Back in 2016, UNESCO observed a waste crisis in Machu Picchu. As a result, Inkaterra partnered with the AJE Group, a Peruvian family-owned beverage multinational producing in 23 countries, indicating a pledge to lead diverse sustainability initiatives to benefit Machu Picchu’s heritage.

For example, Inkaterra Machu Picchu Pueblo Hotel has installed a biodiesel production plant, following the donation of a waste compacting machine which can process 14 tons of waste per day.  The specially designed machine can process burnt vegetable oil, therefore reducing the use of fossil fuels, one of the primary human contributions to global warming. By preventing oil spills, the project is also benefitting the local Vilcanota River.

Conservation Corridors

Did you know, Inkaterra has registered an amazing 814 bird species in their hotel grounds alone – that’s equivalent to 93% of Costa Rica’s total bird diversity. You can imagine then, how devastating the effects of deforestation are to the local flora, fauna and local communities.

So, to combat the negative effects of logging, our NGO Inkaterra Asociación (ITA) proposed the creation of a 78,756ha sustainable landscape corridor around the Tambopata National Reserve, from Puerto Maldonado – on both banks of theMadre de Dios River – to the Peru-Bolivia border. Hopefully, the creation of this ‘conservation corridor’ will decrease illegal mining and deforestation, and therefore safeguard local cultures and provide safe routes for both endemic and migrating birds.

Educating the next generation of conservationists

Last year, we opened the doors to our Inkaterra Guides Field Station, which was originally designed as a research centre for Inkaterra Asociación (ITA).  Now, the Field Station is open to eco-conscious travellers, families, researchers, volunteers and students from around the world, offering an in-depth and immersive look at the vital conservation projects being carried out. A hub of knowledge, research and discovery, Inkaterra Guides Field Station aims to educate the next generation of eco-conscious travellers.

Heading North

But what’s next for Inkaterra? In the latter half of this year, a new tourism venture in the northern fishing region of Cabo Blanco – a lost paradise where Marilyn Monroe and John Wayne partied in the 50’s and 60’s –  is set to be unveiled. The region is also famed due to Alfred Glassell, who captured the world’s largest Black Marlin(1,560lb) from the ‘Miss Texas’ in 1953, with Ernest Hemingway aboard.

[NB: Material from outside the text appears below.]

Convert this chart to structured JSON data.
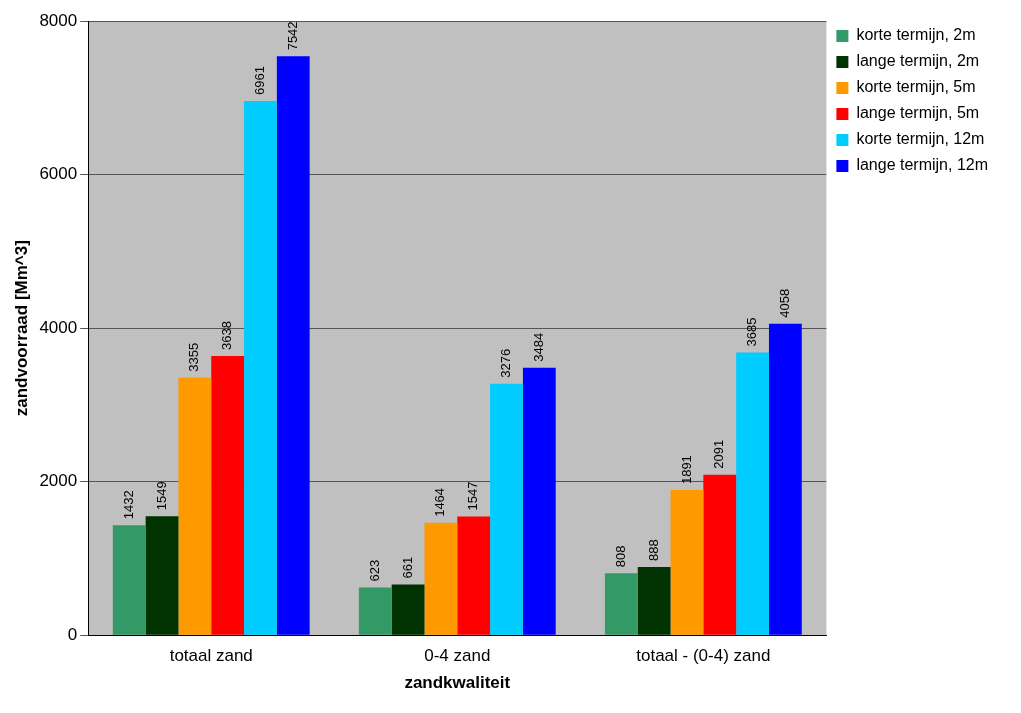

Oil drilling and overfishing are major threats to the marine life in the region, which includes species of whale, dolphins, manta rays and pelagic birds such as the blue-footed booby. We’re working to provide water for the local communities, invest in marine conservation and conduct whale watching studies. As such, the new Inkaterra lodge will create jobs, improve fishing and local incomes, and educate local people about the environment. Watch this space!